Infilò una mano in una delle innumerevoli tasche che aveva cucito nella sua tunica, tirando fuori una mappa della città piuttosto usata.
Aprendola a terra, rivelò ai suoi occhi un intricato sistema di puntini, linee rette, incroci e quadrati, molti dei quali cerchiati con il nero del carbone. Quelli erano i simboli che indicavano le varie locande dove il ladro poteva colpire, secondo gli accordi presi con l’organizzazione dei ladri della città. Incredibilmente, anche i malviventi erano organizzati secondo una struttura gerarchica che ricordava molto le corporazioni di gilda dei mestieri onesti. Nori si trovava discretamente in alto in quella piramide malavitosa grazie alle sue buone abilità da ladro.

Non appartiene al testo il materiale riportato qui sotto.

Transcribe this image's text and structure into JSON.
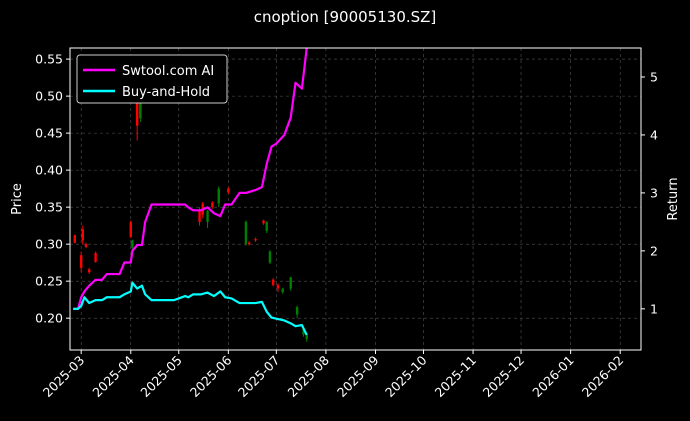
{
  "colors": {
    "background": "#000000",
    "ai_line": "#ff00ff",
    "bh_line": "#00ffff",
    "candle_up": "#ff0000",
    "candle_down": "#008000",
    "grid": "#555555",
    "text": "#ffffff"
  },
  "chart_data": {
    "type": "line",
    "title": "cnoption [90005130.SZ]",
    "ylabel_left": "Price",
    "ylabel_right": "Return",
    "ylim_left": [
      0.157,
      0.565
    ],
    "ylim_right": [
      0.29,
      5.5
    ],
    "xlim": [
      "2025-02-22",
      "2026-02-14"
    ],
    "grid": true,
    "legend_position": "top-left",
    "x_ticks": [
      "2025-03",
      "2025-04",
      "2025-05",
      "2025-06",
      "2025-07",
      "2025-08",
      "2025-09",
      "2025-10",
      "2025-11",
      "2025-12",
      "2026-01",
      "2026-02"
    ],
    "y_ticks_left": [
      "0.20",
      "0.25",
      "0.30",
      "0.35",
      "0.40",
      "0.45",
      "0.50",
      "0.55"
    ],
    "y_ticks_right": [
      "1",
      "2",
      "3",
      "4",
      "5"
    ],
    "series": [
      {
        "name": "Swtool.com AI",
        "axis": "right",
        "points": [
          [
            "2025-02-24",
            1.0
          ],
          [
            "2025-02-27",
            1.0
          ],
          [
            "2025-03-01",
            1.2
          ],
          [
            "2025-03-03",
            1.3
          ],
          [
            "2025-03-06",
            1.4
          ],
          [
            "2025-03-10",
            1.5
          ],
          [
            "2025-03-14",
            1.5
          ],
          [
            "2025-03-17",
            1.6
          ],
          [
            "2025-03-25",
            1.6
          ],
          [
            "2025-03-28",
            1.8
          ],
          [
            "2025-04-01",
            1.8
          ],
          [
            "2025-04-02",
            2.0
          ],
          [
            "2025-04-05",
            2.1
          ],
          [
            "2025-04-08",
            2.1
          ],
          [
            "2025-04-10",
            2.5
          ],
          [
            "2025-04-14",
            2.8
          ],
          [
            "2025-04-17",
            2.8
          ],
          [
            "2025-04-28",
            2.8
          ],
          [
            "2025-05-01",
            2.8
          ],
          [
            "2025-05-05",
            2.8
          ],
          [
            "2025-05-07",
            2.75
          ],
          [
            "2025-05-10",
            2.7
          ],
          [
            "2025-05-15",
            2.7
          ],
          [
            "2025-05-19",
            2.75
          ],
          [
            "2025-05-23",
            2.65
          ],
          [
            "2025-05-27",
            2.6
          ],
          [
            "2025-05-30",
            2.8
          ],
          [
            "2025-06-03",
            2.8
          ],
          [
            "2025-06-08",
            3.0
          ],
          [
            "2025-06-12",
            3.0
          ],
          [
            "2025-06-18",
            3.05
          ],
          [
            "2025-06-22",
            3.1
          ],
          [
            "2025-06-25",
            3.5
          ],
          [
            "2025-06-28",
            3.8
          ],
          [
            "2025-07-01",
            3.85
          ],
          [
            "2025-07-06",
            4.0
          ],
          [
            "2025-07-10",
            4.3
          ],
          [
            "2025-07-13",
            4.9
          ],
          [
            "2025-07-17",
            4.8
          ],
          [
            "2025-07-20",
            5.5
          ]
        ]
      },
      {
        "name": "Buy-and-Hold",
        "axis": "right",
        "points": [
          [
            "2025-02-24",
            1.0
          ],
          [
            "2025-02-27",
            1.0
          ],
          [
            "2025-03-01",
            1.05
          ],
          [
            "2025-03-03",
            1.2
          ],
          [
            "2025-03-06",
            1.1
          ],
          [
            "2025-03-10",
            1.15
          ],
          [
            "2025-03-14",
            1.15
          ],
          [
            "2025-03-17",
            1.2
          ],
          [
            "2025-03-25",
            1.2
          ],
          [
            "2025-03-28",
            1.25
          ],
          [
            "2025-04-01",
            1.3
          ],
          [
            "2025-04-02",
            1.45
          ],
          [
            "2025-04-05",
            1.35
          ],
          [
            "2025-04-08",
            1.4
          ],
          [
            "2025-04-10",
            1.25
          ],
          [
            "2025-04-14",
            1.15
          ],
          [
            "2025-04-17",
            1.15
          ],
          [
            "2025-04-28",
            1.15
          ],
          [
            "2025-05-01",
            1.18
          ],
          [
            "2025-05-05",
            1.22
          ],
          [
            "2025-05-07",
            1.2
          ],
          [
            "2025-05-10",
            1.25
          ],
          [
            "2025-05-15",
            1.25
          ],
          [
            "2025-05-19",
            1.28
          ],
          [
            "2025-05-23",
            1.22
          ],
          [
            "2025-05-27",
            1.3
          ],
          [
            "2025-05-30",
            1.2
          ],
          [
            "2025-06-03",
            1.18
          ],
          [
            "2025-06-08",
            1.1
          ],
          [
            "2025-06-12",
            1.1
          ],
          [
            "2025-06-18",
            1.1
          ],
          [
            "2025-06-22",
            1.12
          ],
          [
            "2025-06-25",
            0.95
          ],
          [
            "2025-06-28",
            0.85
          ],
          [
            "2025-07-01",
            0.83
          ],
          [
            "2025-07-06",
            0.8
          ],
          [
            "2025-07-10",
            0.75
          ],
          [
            "2025-07-13",
            0.7
          ],
          [
            "2025-07-17",
            0.72
          ],
          [
            "2025-07-20",
            0.55
          ]
        ]
      }
    ],
    "candles": [
      {
        "date": "2025-02-25",
        "open": 0.302,
        "close": 0.312,
        "low": 0.301,
        "high": 0.313
      },
      {
        "date": "2025-03-01",
        "open": 0.268,
        "close": 0.285,
        "low": 0.262,
        "high": 0.29
      },
      {
        "date": "2025-03-02",
        "open": 0.305,
        "close": 0.32,
        "low": 0.3,
        "high": 0.325
      },
      {
        "date": "2025-03-04",
        "open": 0.296,
        "close": 0.3,
        "low": 0.295,
        "high": 0.302
      },
      {
        "date": "2025-03-06",
        "open": 0.262,
        "close": 0.266,
        "low": 0.26,
        "high": 0.268
      },
      {
        "date": "2025-03-10",
        "open": 0.276,
        "close": 0.288,
        "low": 0.275,
        "high": 0.29
      },
      {
        "date": "2025-04-01",
        "open": 0.31,
        "close": 0.33,
        "low": 0.308,
        "high": 0.332
      },
      {
        "date": "2025-04-02",
        "open": 0.305,
        "close": 0.295,
        "low": 0.29,
        "high": 0.306
      },
      {
        "date": "2025-04-05",
        "open": 0.46,
        "close": 0.51,
        "low": 0.44,
        "high": 0.53
      },
      {
        "date": "2025-04-07",
        "open": 0.5,
        "close": 0.47,
        "low": 0.465,
        "high": 0.505
      },
      {
        "date": "2025-05-14",
        "open": 0.33,
        "close": 0.345,
        "low": 0.325,
        "high": 0.35
      },
      {
        "date": "2025-05-16",
        "open": 0.34,
        "close": 0.355,
        "low": 0.335,
        "high": 0.357
      },
      {
        "date": "2025-05-19",
        "open": 0.345,
        "close": 0.33,
        "low": 0.322,
        "high": 0.346
      },
      {
        "date": "2025-05-22",
        "open": 0.35,
        "close": 0.356,
        "low": 0.348,
        "high": 0.358
      },
      {
        "date": "2025-05-26",
        "open": 0.375,
        "close": 0.355,
        "low": 0.35,
        "high": 0.378
      },
      {
        "date": "2025-06-01",
        "open": 0.37,
        "close": 0.375,
        "low": 0.368,
        "high": 0.377
      },
      {
        "date": "2025-06-12",
        "open": 0.33,
        "close": 0.3,
        "low": 0.298,
        "high": 0.332
      },
      {
        "date": "2025-06-14",
        "open": 0.3,
        "close": 0.302,
        "low": 0.298,
        "high": 0.304
      },
      {
        "date": "2025-06-18",
        "open": 0.305,
        "close": 0.307,
        "low": 0.303,
        "high": 0.309
      },
      {
        "date": "2025-06-23",
        "open": 0.328,
        "close": 0.332,
        "low": 0.326,
        "high": 0.333
      },
      {
        "date": "2025-06-25",
        "open": 0.33,
        "close": 0.318,
        "low": 0.315,
        "high": 0.331
      },
      {
        "date": "2025-06-27",
        "open": 0.29,
        "close": 0.275,
        "low": 0.273,
        "high": 0.292
      },
      {
        "date": "2025-06-29",
        "open": 0.245,
        "close": 0.252,
        "low": 0.243,
        "high": 0.254
      },
      {
        "date": "2025-07-02",
        "open": 0.24,
        "close": 0.245,
        "low": 0.235,
        "high": 0.247
      },
      {
        "date": "2025-07-05",
        "open": 0.24,
        "close": 0.235,
        "low": 0.233,
        "high": 0.241
      },
      {
        "date": "2025-07-10",
        "open": 0.255,
        "close": 0.24,
        "low": 0.237,
        "high": 0.256
      },
      {
        "date": "2025-07-14",
        "open": 0.215,
        "close": 0.205,
        "low": 0.2,
        "high": 0.217
      },
      {
        "date": "2025-07-18",
        "open": 0.185,
        "close": 0.178,
        "low": 0.175,
        "high": 0.187
      },
      {
        "date": "2025-07-20",
        "open": 0.178,
        "close": 0.172,
        "low": 0.168,
        "high": 0.18
      }
    ]
  }
}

Lentamente studiò il percorso che avrebbe fatto quella notte, tracciando con un dito linee invisibili sulla carta e mormorando tra sé. Il percorso che avrebbe fatto quella notte lo avrebbe portato a colpire locande diverse da quelle della notte precedente, ma a metà del percorso avrebbe ripreso di mira la locanda dei minatori. Certo, non era saggio lavorare per più notti sullo stesso obbiettivo, ma i minatori tendevano a ubriacarsi pesantemente perciò era sempre un affare sicuro rubare lì.

Chiuse velocemente la mappa e la infilò nella tunica, per poi sistemare i soldi in un sacchetto e nasconderli in una cavità nella roccia coperta dal piccolo mobile. Dopodiché si preparò per lasciare il rifugio e iniziare il lavoro.

Spero che anche stasera di incontrare idioti ubriachi come quel tipo col cappello si ritrovò a pensare tra sé.

Il ricordo del sorriso sciocco e dell’espressione così innocente e genuina di quel minatore lo fece sorridere e scuotere la testa con fare ironico.